Когда я выходил из комнаты, Наталья стояла спиной к двери.

На третий день после этого Наталья сидела в политехнической столовке на моем месте напротив окошка, где выдают супы. Она была одна. Я сел рядом с ней. Она протянула мне листок. Я прочел:

«Меня зовут Наталья. Я не переставала думать о тебе, с тех пор как облила тебя супом. Могли бы мы иногда встречаться?»
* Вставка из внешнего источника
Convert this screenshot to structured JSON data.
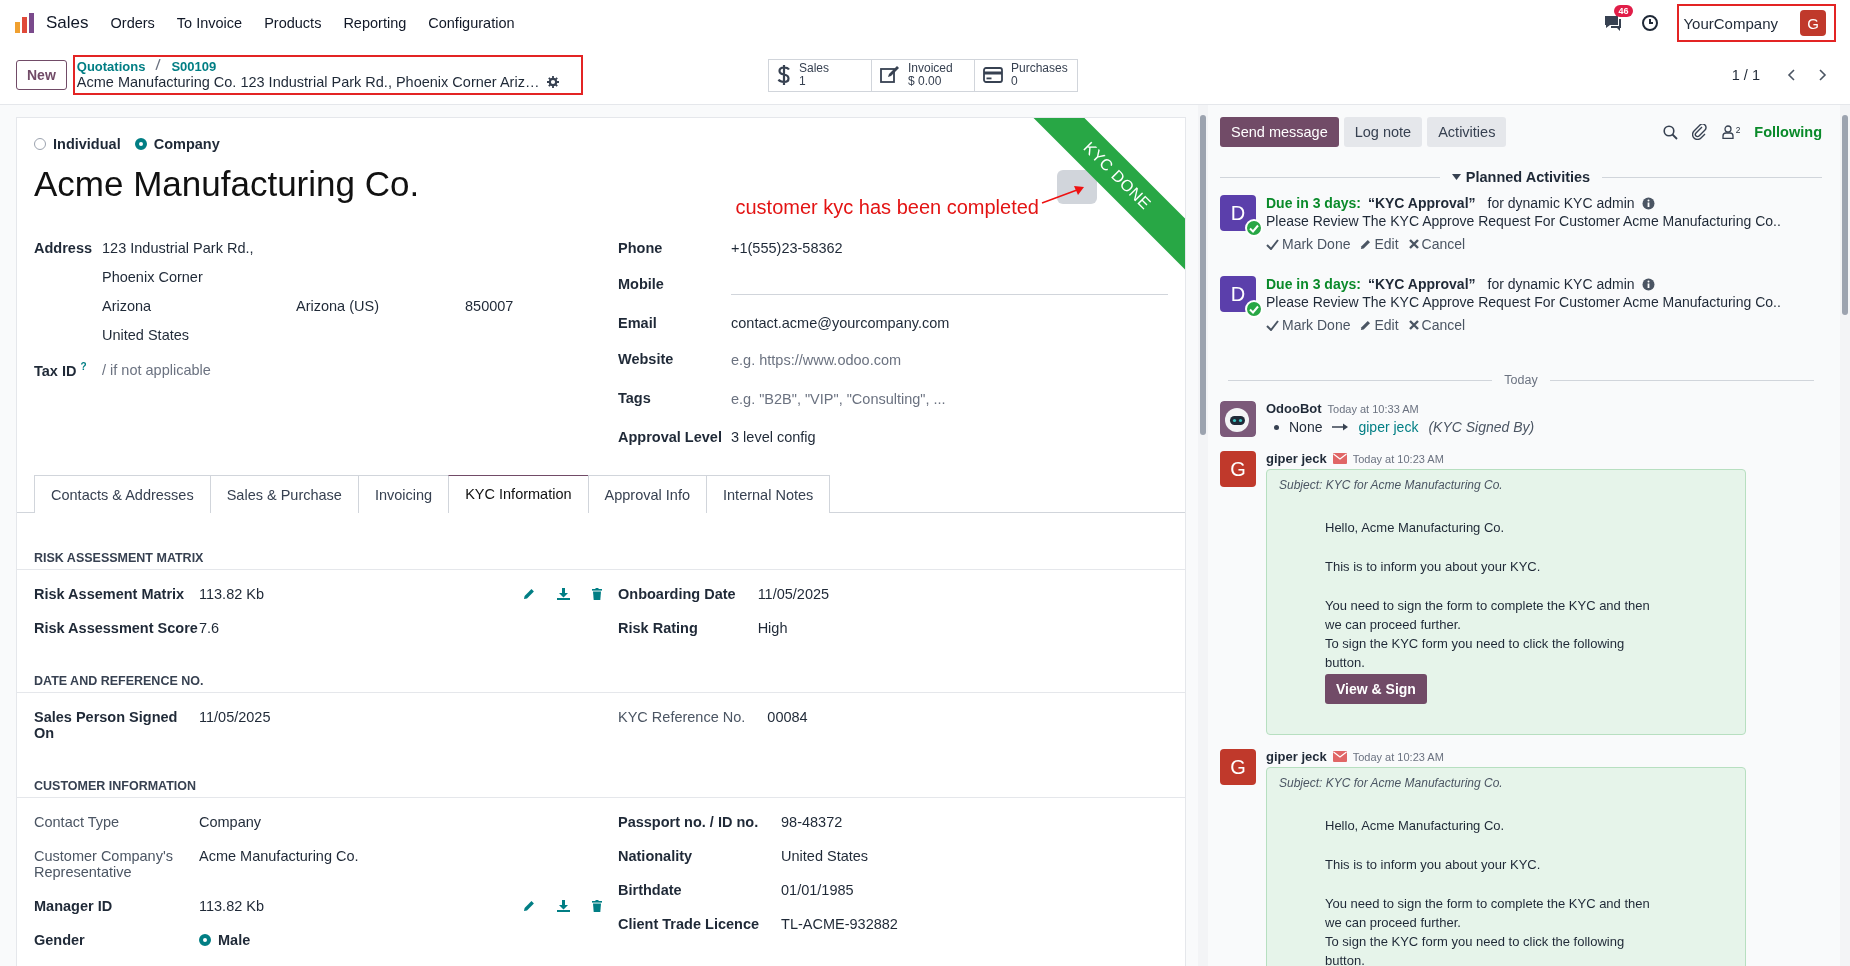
{
  "navbar": {
    "app": "Sales",
    "menu": [
      "Orders",
      "To Invoice",
      "Products",
      "Reporting",
      "Configuration"
    ],
    "message_count": "46",
    "company": "YourCompany",
    "avatar": "G"
  },
  "control_panel": {
    "new_button": "New",
    "breadcrumb": [
      "Quotations",
      "S00109"
    ],
    "record_title": "Acme Manufacturing Co. 123 Industrial Park Rd., Phoenix Corner Ariz…",
    "smart_buttons": [
      {
        "kind": "dollar",
        "label": "Sales",
        "value": "1"
      },
      {
        "kind": "edit",
        "label": "Invoiced",
        "value": "$ 0.00"
      },
      {
        "kind": "card",
        "label": "Purchases",
        "value": "0"
      }
    ],
    "pager": "1 / 1"
  },
  "form": {
    "company_type": [
      {
        "label": "Individual",
        "selected": false
      },
      {
        "label": "Company",
        "selected": true
      }
    ],
    "name": "Acme Manufacturing Co.",
    "ribbon": "KYC DONE",
    "annotation": "customer kyc has been completed",
    "address": {
      "label": "Address",
      "street": "123 Industrial Park Rd.,",
      "street2": "Phoenix Corner",
      "city": "Arizona",
      "state": "Arizona (US)",
      "zip": "850007",
      "country": "United States"
    },
    "tax_id": {
      "label": "Tax ID",
      "help": "?",
      "placeholder": "/ if not applicable"
    },
    "contact_fields": [
      {
        "kind": "text",
        "label": "Phone",
        "value": "+1(555)23-58362"
      },
      {
        "kind": "input",
        "label": "Mobile"
      },
      {
        "kind": "text",
        "label": "Email",
        "value": "contact.acme@yourcompany.com"
      },
      {
        "kind": "input",
        "label": "Website",
        "placeholder": "e.g. https://www.odoo.com"
      },
      {
        "kind": "input",
        "label": "Tags",
        "placeholder": "e.g. \"B2B\", \"VIP\", \"Consulting\", ..."
      },
      {
        "kind": "text",
        "label": "Approval Level",
        "value": "3 level config"
      }
    ],
    "tabs": [
      {
        "label": "Contacts & Addresses",
        "selected": false
      },
      {
        "label": "Sales & Purchase",
        "selected": false
      },
      {
        "label": "Invoicing",
        "selected": false
      },
      {
        "label": "KYC Information",
        "selected": true
      },
      {
        "label": "Approval Info",
        "selected": false
      },
      {
        "label": "Internal Notes",
        "selected": false
      }
    ],
    "sections": [
      {
        "title": "RISK ASSESSMENT MATRIX",
        "left": [
          {
            "kind": "file",
            "label": "Risk Assement Matrix",
            "value": "113.82 Kb",
            "muted": false
          },
          {
            "kind": "text",
            "label": "Risk Assessment Score",
            "value": "7.6",
            "muted": false
          }
        ],
        "right": [
          {
            "kind": "text",
            "label": "Onboarding Date",
            "value": "11/05/2025",
            "muted": false
          },
          {
            "kind": "text",
            "label": "Risk Rating",
            "value": "High",
            "muted": false
          }
        ]
      },
      {
        "title": "DATE AND REFERENCE NO.",
        "left": [
          {
            "kind": "text",
            "label": "Sales Person Signed On",
            "value": "11/05/2025",
            "muted": false
          }
        ],
        "right": [
          {
            "kind": "text",
            "label": "KYC Reference No.",
            "value": "00084",
            "muted": true
          }
        ]
      },
      {
        "title": "CUSTOMER INFORMATION",
        "left": [
          {
            "kind": "text",
            "label": "Contact Type",
            "value": "Company",
            "muted": true
          },
          {
            "kind": "text",
            "label": "Customer Company's Representative",
            "value": "Acme Manufacturing Co.",
            "muted": true
          },
          {
            "kind": "file",
            "label": "Manager ID",
            "value": "113.82 Kb",
            "muted": false
          },
          {
            "kind": "radio",
            "label": "Gender",
            "value": "Male",
            "muted": false,
            "selected": true
          }
        ],
        "right": [
          {
            "kind": "text",
            "label": "Passport no. / ID no.",
            "value": "98-48372",
            "muted": false
          },
          {
            "kind": "text",
            "label": "Nationality",
            "value": "United States",
            "muted": false
          },
          {
            "kind": "text",
            "label": "Birthdate",
            "value": "01/01/1985",
            "muted": false
          },
          {
            "kind": "text",
            "label": "Client Trade Licence",
            "value": "TL-ACME-932882",
            "muted": false
          }
        ]
      }
    ]
  },
  "chatter": {
    "buttons": [
      {
        "label": "Send message",
        "selected": true
      },
      {
        "label": "Log note",
        "selected": false
      },
      {
        "label": "Activities",
        "selected": false
      }
    ],
    "followers": "2",
    "following": "Following",
    "planned": {
      "title": "Planned Activities",
      "expanded": true,
      "activities": [
        {
          "avatar": "D",
          "due": "Due in 3 days:",
          "summary": "“KYC Approval”",
          "assignee": "for dynamic KYC admin",
          "note": "Please Review The KYC Approve Request For Customer Acme Manufacturing Co..",
          "actions": [
            "Mark Done",
            "Edit",
            "Cancel"
          ]
        },
        {
          "avatar": "D",
          "due": "Due in 3 days:",
          "summary": "“KYC Approval”",
          "assignee": "for dynamic KYC admin",
          "note": "Please Review The KYC Approve Request For Customer Acme Manufacturing Co..",
          "actions": [
            "Mark Done",
            "Edit",
            "Cancel"
          ]
        }
      ]
    },
    "date_separator": "Today",
    "messages": [
      {
        "kind": "tracking",
        "author": "OdooBot",
        "time": "Today at 10:33 AM",
        "old": "None",
        "new": "giper jeck",
        "field": "(KYC Signed By)"
      },
      {
        "kind": "email",
        "author": "giper jeck",
        "avatar": "G",
        "time": "Today at 10:23 AM",
        "subject": "Subject: KYC for Acme Manufacturing Co.",
        "paragraphs": [
          [
            "Hello, Acme Manufacturing Co."
          ],
          [
            "This is to inform you about your KYC."
          ],
          [
            "You need to sign the form to complete the KYC and then we can proceed further.",
            "To sign the KYC form you need to click the following button."
          ]
        ],
        "button": "View & Sign"
      },
      {
        "kind": "email",
        "author": "giper jeck",
        "avatar": "G",
        "time": "Today at 10:23 AM",
        "subject": "Subject: KYC for Acme Manufacturing Co.",
        "paragraphs": [
          [
            "Hello, Acme Manufacturing Co."
          ],
          [
            "This is to inform you about your KYC."
          ],
          [
            "You need to sign the form to complete the KYC and then we can proceed further.",
            "To sign the KYC form you need to click the following button."
          ]
        ]
      }
    ]
  }
}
Пожалуй, я уже тогда был в нее влюблен. Месяц спустя я уже по-настоящему любил ее. Она была мне дороже всех, была самая красивая, самая отзывчивая. Единственная. Она угадывала мои мысли. Знала, когда мне холодно, а когда чересчур жарко. Читала книги, которые нравились мне Покупала все только зеленое. Когда она узнала, что я люблю зеленый цвет, все у нее стало зeлeнoe. Платья, юбки ногти, макияж. И бумага, в которую она заворачивала подарки для меня. Она купила проигрыватель и пластинки, чтобы я мог вместе с нею слушать музыку.

Представляешь? Она покупала мне пластинки, которые никогда не могла услышать, и просила меня, чтобы я рассказывал ей музыку. Все должно было быть так же, как с любой женщиной, у которой все в порядке со слухом.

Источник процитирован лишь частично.